A popular way of selling items in Second Life is coming to an end.
In the official blog today, Linden Lab announced that it will soon be banning sales through gacha machines in Second Life. The reason given was "Due to a changing regulatory climate."
Due to a changing regulatory climate, we’ve had to make the difficult decision to sunset a very popular sales mechanism for content in Second Life. It’s widely known as "gacha", and is defined by a chance-based outcome as a result of a payment.
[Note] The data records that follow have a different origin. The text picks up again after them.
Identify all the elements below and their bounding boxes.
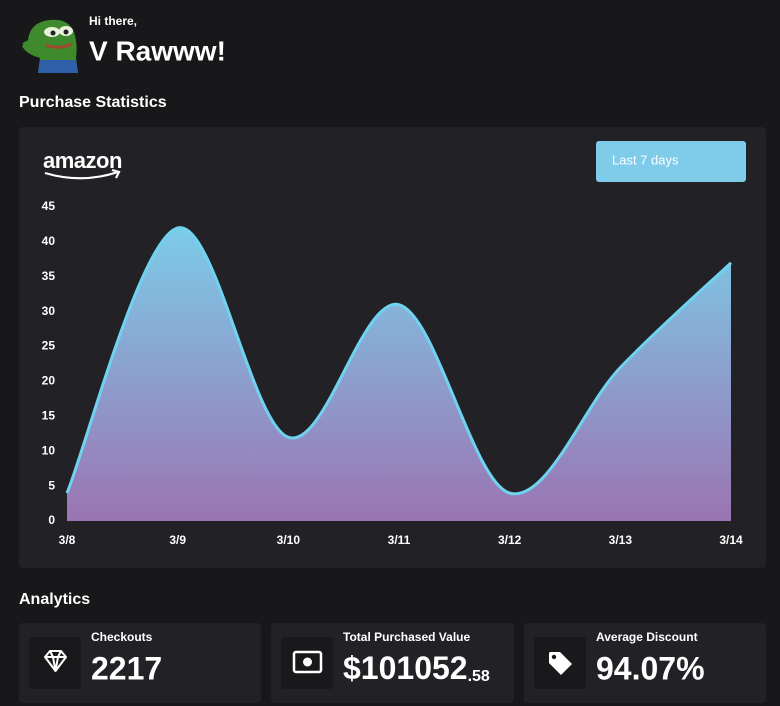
y-tick-label: 15 — [42, 409, 56, 423]
stat-value: 2217 — [91, 650, 162, 686]
y-tick-label: 5 — [48, 478, 55, 492]
brand-logo: amazon — [43, 148, 122, 173]
x-tick-label: 3/9 — [169, 533, 186, 547]
y-tick-label: 0 — [48, 513, 55, 527]
x-tick-label: 3/10 — [277, 533, 301, 547]
x-tick-label: 3/11 — [388, 533, 411, 547]
stat-card: Total Purchased Value $101052.58 — [271, 623, 514, 703]
range-button[interactable] — [596, 141, 746, 182]
x-tick-label: 3/13 — [609, 533, 633, 547]
y-tick-label: 40 — [42, 234, 56, 248]
section-title: Analytics — [19, 591, 90, 608]
stat-value-cents: .58 — [468, 668, 490, 685]
plot: 0 5 10 15 20 25 30 35 40 45 3/8 3/9 3/10 3/11 3/12 3/13… — [42, 199, 743, 547]
stat-label: Average Discount — [596, 630, 698, 644]
user-name: V Rawww! — [89, 35, 226, 66]
y-tick-label: 25 — [42, 339, 56, 353]
stat-label: Checkouts — [91, 630, 153, 644]
stat-value: $101052.58 — [343, 650, 490, 686]
stat-label: Total Purchased Value — [343, 630, 470, 644]
y-tick-label: 30 — [42, 304, 56, 318]
stat-value: 94.07% — [596, 650, 705, 686]
area-line — [65, 226, 733, 496]
brand-smile — [44, 168, 121, 180]
x-tick-label: 3/14 — [719, 533, 743, 547]
stat-card: Average Discount 94.07% — [524, 623, 766, 703]
greeting: Hi there, — [89, 14, 137, 28]
x-tick-label: 3/12 — [498, 533, 522, 547]
area-fill — [67, 227, 731, 522]
y-tick-label: 20 — [42, 374, 56, 388]
y-tick-label: 45 — [42, 199, 56, 213]
y-tick-label: 35 — [42, 269, 56, 283]
y-tick-label: 10 — [42, 443, 56, 457]
section-title: Purchase Statistics — [19, 94, 167, 111]
stat-card: Checkouts 2217 — [19, 623, 261, 703]
stat-value-main: $101052 — [343, 650, 468, 686]
avatar — [22, 19, 78, 73]
x-tick-label: 3/8 — [59, 533, 76, 547]
range-button-label[interactable]: Last 7 days — [612, 152, 679, 167]
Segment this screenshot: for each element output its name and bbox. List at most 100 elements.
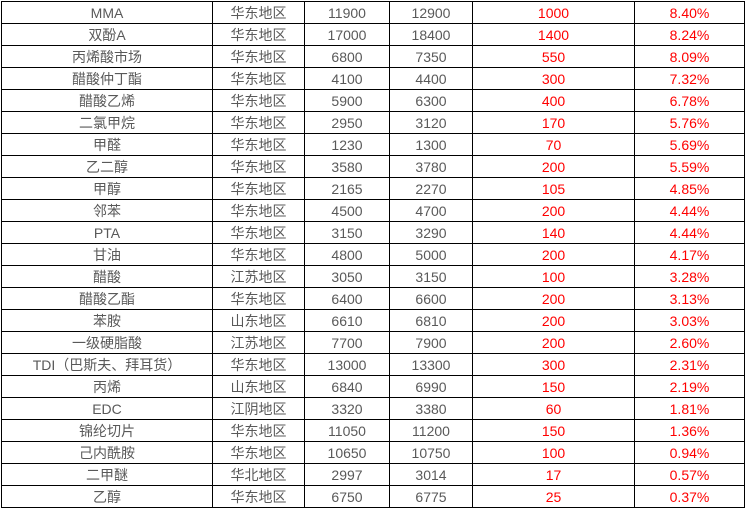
cell-product-name: 邻苯 [1,199,213,222]
cell-region: 华东地区 [212,243,305,266]
cell-change-percent: 5.69% [634,133,745,156]
cell-prev-price: 17000 [304,23,390,46]
table-row: 醋酸乙酯 华东地区 6400 6600 200 3.13% [1,287,745,310]
table-row: 甲醛 华东地区 1230 1300 70 5.69% [1,133,745,156]
cell-product-name: 甘油 [1,243,213,266]
cell-region: 华东地区 [212,1,305,24]
cell-product-name: 己内酰胺 [1,441,213,464]
cell-price-change: 200 [472,199,635,222]
cell-current-price: 18400 [389,23,473,46]
cell-change-percent: 4.17% [634,243,745,266]
cell-product-name: 甲醛 [1,133,213,156]
cell-price-change: 1400 [472,23,635,46]
cell-product-name: 双酚A [1,23,213,46]
cell-price-change: 300 [472,353,635,376]
cell-current-price: 3120 [389,111,473,134]
table-row: TDI（巴斯夫、拜耳货） 华东地区 13000 13300 300 2.31% [1,353,745,376]
cell-price-change: 200 [472,243,635,266]
cell-region: 华东地区 [212,155,305,178]
cell-change-percent: 4.44% [634,221,745,244]
cell-region: 华东地区 [212,199,305,222]
table-row: 丙烯 山东地区 6840 6990 150 2.19% [1,375,745,398]
cell-product-name: 乙二醇 [1,155,213,178]
cell-prev-price: 6840 [304,375,390,398]
cell-change-percent: 3.03% [634,309,745,332]
cell-product-name: 醋酸 [1,265,213,288]
cell-current-price: 11200 [389,419,473,442]
cell-current-price: 6775 [389,485,473,508]
cell-prev-price: 4100 [304,67,390,90]
cell-change-percent: 0.94% [634,441,745,464]
cell-price-change: 200 [472,331,635,354]
cell-prev-price: 3320 [304,397,390,420]
table-row: 二氯甲烷 华东地区 2950 3120 170 5.76% [1,111,745,134]
cell-prev-price: 6750 [304,485,390,508]
cell-product-name: 苯胺 [1,309,213,332]
table-row: 一级硬脂酸 江苏地区 7700 7900 200 2.60% [1,331,745,354]
table-row: 苯胺 山东地区 6610 6810 200 3.03% [1,309,745,332]
cell-change-percent: 6.78% [634,89,745,112]
cell-current-price: 3014 [389,463,473,486]
table-row: 丙烯酸市场 华东地区 6800 7350 550 8.09% [1,45,745,68]
cell-product-name: 醋酸仲丁酯 [1,67,213,90]
cell-prev-price: 1230 [304,133,390,156]
cell-price-change: 170 [472,111,635,134]
cell-price-change: 100 [472,265,635,288]
cell-change-percent: 1.36% [634,419,745,442]
cell-current-price: 6990 [389,375,473,398]
table-row: 己内酰胺 华东地区 10650 10750 100 0.94% [1,441,745,464]
cell-current-price: 7350 [389,45,473,68]
cell-region: 华东地区 [212,67,305,90]
cell-change-percent: 5.59% [634,155,745,178]
cell-prev-price: 7700 [304,331,390,354]
cell-price-change: 17 [472,463,635,486]
cell-change-percent: 5.76% [634,111,745,134]
cell-prev-price: 5900 [304,89,390,112]
cell-change-percent: 2.19% [634,375,745,398]
cell-prev-price: 11900 [304,1,390,24]
cell-region: 江阴地区 [212,397,305,420]
cell-current-price: 3150 [389,265,473,288]
table-row: 锦纶切片 华东地区 11050 11200 150 1.36% [1,419,745,442]
cell-price-change: 70 [472,133,635,156]
cell-current-price: 4700 [389,199,473,222]
cell-change-percent: 8.24% [634,23,745,46]
cell-prev-price: 6800 [304,45,390,68]
cell-product-name: 醋酸乙酯 [1,287,213,310]
cell-change-percent: 7.32% [634,67,745,90]
cell-region: 华东地区 [212,177,305,200]
cell-prev-price: 10650 [304,441,390,464]
cell-product-name: 甲醇 [1,177,213,200]
cell-region: 华东地区 [212,287,305,310]
cell-price-change: 550 [472,45,635,68]
cell-region: 山东地区 [212,309,305,332]
cell-current-price: 3380 [389,397,473,420]
cell-change-percent: 8.40% [634,1,745,24]
cell-price-change: 200 [472,287,635,310]
cell-price-change: 200 [472,155,635,178]
cell-product-name: 丙烯酸市场 [1,45,213,68]
cell-region: 华东地区 [212,111,305,134]
cell-price-change: 105 [472,177,635,200]
cell-current-price: 12900 [389,1,473,24]
cell-product-name: 丙烯 [1,375,213,398]
cell-price-change: 25 [472,485,635,508]
cell-prev-price: 3580 [304,155,390,178]
cell-region: 华东地区 [212,485,305,508]
cell-product-name: PTA [1,221,213,244]
cell-change-percent: 1.81% [634,397,745,420]
cell-prev-price: 13000 [304,353,390,376]
table-row: EDC 江阴地区 3320 3380 60 1.81% [1,397,745,420]
cell-price-change: 200 [472,309,635,332]
cell-change-percent: 4.85% [634,177,745,200]
cell-product-name: 二氯甲烷 [1,111,213,134]
cell-region: 华东地区 [212,419,305,442]
cell-product-name: 二甲醚 [1,463,213,486]
cell-change-percent: 4.44% [634,199,745,222]
cell-region: 华东地区 [212,133,305,156]
cell-current-price: 6600 [389,287,473,310]
cell-current-price: 3290 [389,221,473,244]
cell-region: 华东地区 [212,89,305,112]
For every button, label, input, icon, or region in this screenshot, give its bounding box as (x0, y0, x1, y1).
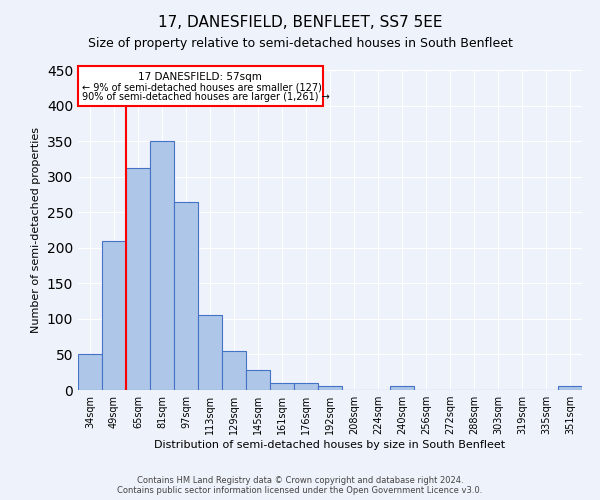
Text: Size of property relative to semi-detached houses in South Benfleet: Size of property relative to semi-detach… (88, 38, 512, 51)
Bar (294, 383, 318, 390)
Bar (198, 316, 222, 390)
FancyBboxPatch shape (78, 66, 323, 106)
Text: Contains HM Land Registry data © Crown copyright and database right 2024.
Contai: Contains HM Land Registry data © Crown c… (118, 476, 482, 495)
Text: 17, DANESFIELD, BENFLEET, SS7 5EE: 17, DANESFIELD, BENFLEET, SS7 5EE (158, 15, 442, 30)
Bar (270, 383, 294, 390)
Bar (150, 141, 174, 390)
Bar (318, 386, 342, 390)
Bar (78, 354, 102, 390)
Text: ← 9% of semi-detached houses are smaller (127): ← 9% of semi-detached houses are smaller… (82, 82, 322, 92)
Bar (102, 240, 126, 390)
Text: 90% of semi-detached houses are larger (1,261) →: 90% of semi-detached houses are larger (… (82, 92, 329, 102)
Bar (174, 202, 198, 390)
Bar (558, 386, 582, 390)
Bar (126, 168, 150, 390)
Y-axis label: Number of semi-detached properties: Number of semi-detached properties (31, 127, 41, 333)
Bar (390, 386, 414, 390)
Text: 17 DANESFIELD: 57sqm: 17 DANESFIELD: 57sqm (139, 72, 262, 82)
Bar (222, 351, 246, 390)
Bar (246, 370, 270, 390)
X-axis label: Distribution of semi-detached houses by size in South Benfleet: Distribution of semi-detached houses by … (154, 440, 506, 450)
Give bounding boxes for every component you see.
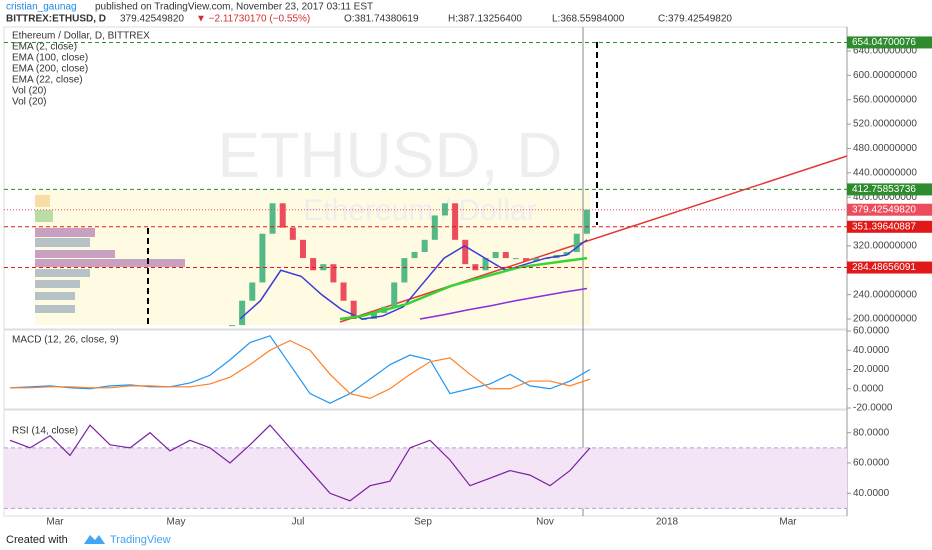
- published: published on TradingView.com, November 2…: [95, 2, 373, 13]
- candle: [391, 282, 398, 307]
- candle: [259, 233, 266, 283]
- candle: [573, 233, 580, 252]
- price-tick-label: 400.00000000: [853, 192, 917, 203]
- legend-entry: Vol (20): [12, 86, 46, 97]
- time-label: Sep: [414, 517, 432, 528]
- open: O:381.74380619: [344, 14, 419, 25]
- candle: [452, 203, 459, 240]
- ema-line: [239, 239, 588, 320]
- rsi-title: RSI (14, close): [12, 426, 78, 437]
- candle: [482, 258, 489, 271]
- symbol: BITTREX:ETHUSD, D: [6, 14, 106, 25]
- macd-tick-label: 60.0000: [853, 326, 890, 337]
- rsi-band: [4, 447, 847, 509]
- level-tag: [847, 220, 932, 233]
- rsi-tick-label: 40.0000: [853, 488, 890, 499]
- level-tag: [847, 203, 932, 216]
- price-tick-label: 560.00000000: [853, 94, 917, 105]
- macd-tick-label: 20.0000: [853, 364, 890, 375]
- candle: [289, 227, 296, 240]
- time-label: Nov: [536, 517, 554, 528]
- candle: [401, 258, 408, 283]
- trend-line: [339, 155, 848, 323]
- candle: [340, 282, 347, 301]
- candle: [330, 264, 337, 283]
- price-tick-label: 480.00000000: [853, 143, 917, 154]
- last: 379.42549820: [120, 14, 184, 25]
- candle: [249, 282, 256, 301]
- legend-entry: Ethereum / Dollar, D, BITTREX: [12, 31, 150, 42]
- price-tick-label: 520.00000000: [853, 119, 917, 130]
- low: L:368.55984000: [552, 14, 625, 25]
- price-tick-label: 240.00000000: [853, 289, 917, 300]
- candle: [320, 264, 327, 271]
- legend-entry: EMA (2, close): [12, 42, 77, 53]
- legend-entry: EMA (200, close): [12, 64, 88, 75]
- footer-brand[interactable]: TradingView: [110, 534, 171, 546]
- candle: [563, 252, 570, 256]
- candle: [279, 203, 286, 228]
- candle: [421, 239, 428, 252]
- ema-line: [339, 256, 588, 321]
- candle: [299, 239, 306, 259]
- author[interactable]: cristian_gaunag: [6, 2, 77, 13]
- candle: [502, 252, 509, 259]
- level-label: 379.42549820: [852, 204, 916, 215]
- macd-tick-label: -20.0000: [853, 403, 893, 414]
- high: H:387.13256400: [448, 14, 522, 25]
- rsi-tick-label: 60.0000: [853, 458, 890, 469]
- candle: [431, 215, 438, 240]
- level-label: 654.04700076: [852, 37, 916, 48]
- candle: [411, 252, 418, 259]
- price-tick-label: 440.00000000: [853, 167, 917, 178]
- candle: [229, 325, 235, 327]
- price-tick-label: 640.00000000: [853, 46, 917, 57]
- candle: [462, 239, 469, 265]
- candle: [239, 300, 246, 326]
- candle: [512, 258, 519, 260]
- watermark-symbol: ETHUSD, D: [218, 119, 563, 191]
- time-label: 2018: [656, 517, 679, 528]
- macd-tick-label: 40.0000: [853, 345, 890, 356]
- time-label: May: [167, 517, 186, 528]
- candle: [492, 252, 499, 259]
- level-label: 351.39640887: [852, 221, 916, 232]
- time-label: Mar: [779, 517, 797, 528]
- legend-entry: Vol (20): [12, 97, 46, 108]
- logo: [84, 535, 105, 544]
- macd-tick-label: 0.0000: [853, 383, 884, 394]
- rsi-line: [9, 424, 591, 502]
- candle: [310, 258, 317, 271]
- candle: [583, 209, 590, 234]
- candle: [523, 258, 530, 262]
- price-tick-label: 600.00000000: [853, 70, 917, 81]
- close: C:379.42549820: [658, 14, 732, 25]
- footer-created: Created with: [6, 534, 68, 546]
- level-tag: [847, 183, 932, 196]
- ema-line: [419, 287, 588, 320]
- change: ▼ −2.11730170 (−0.55%): [196, 14, 310, 25]
- macd-title: MACD (12, 26, close, 9): [12, 335, 119, 346]
- level-label: 412.75853736: [852, 184, 916, 195]
- candle: [441, 203, 448, 216]
- macd-line: [10, 339, 591, 400]
- legend-entry: EMA (22, close): [12, 75, 83, 86]
- volume-profile: [35, 195, 185, 313]
- candle: [533, 258, 540, 262]
- level-label: 284.48656091: [852, 262, 916, 273]
- price-tick-label: 320.00000000: [853, 241, 917, 252]
- candle: [350, 300, 357, 319]
- legend-entry: EMA (100, close): [12, 53, 88, 64]
- level-tag: [847, 261, 932, 274]
- candle: [269, 203, 276, 234]
- time-label: Jul: [292, 517, 305, 528]
- macd-line: [9, 335, 591, 404]
- price-tick-label: 200.00000000: [853, 314, 917, 325]
- candle: [370, 312, 377, 319]
- time-label: Mar: [46, 517, 64, 528]
- level-tag: [847, 36, 932, 49]
- watermark-name: Ethereum / Dollar: [303, 194, 536, 227]
- rsi-tick-label: 80.0000: [853, 427, 890, 438]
We know that creators plan their content releases far in advance and will need to re-tool their products, so to mitigate the impact to those affected, we are giving a 30-day grace period, until midnight SLT on August 31. After that time, selling content via gacha machines will no longer be permitted in Second Life. Enforcement won’t start until September 1; after that date an Abuse Report for “Gaming Policy Violation” will be the preferred method of reporting this content to Linden Lab.
We will continue to allow any sales where a payment is given for a known item, which means that items that had been purchased as “gacha” will be allowed to be re-sold as long as the buyer knows in advance the item and quantity they will receive. We will, of course, still allow fatpacks, and any other currently-allowed distribution mechanisms.
We did not make this decision lightly and we understand that it will impact creators as well as event organizers and certainly the shoppers! We look forward to fun creative ways of engagement that will come instead.
Probably most familiar with shopping in Second Life knows about gachas. Based on Japanese gashapon games, they've become very popular in Second Life. The way it works is a machine gives one of a number of items listed at random, often with one or more listed as uncommon or rare. Events such as the Arcade and the Gacha Guild have sprung up selling items through only gacha machines. While highly popular, this method of shopping has also been criticized, notably by those calling it a form of gambling.
The ban does not apply to the reselling of gacha items, which has also gotten a following in Second Life, with groups for the selling and trading of them.
This move will no doubt have a big impact on Second Life, as well as be the target of much criticism (and praise from gacha's critics).
The Lab created a thread on the forums about the upcoming ban and invited discussion, and already people are responding, both opposing the ban, supporting it, and asking questions.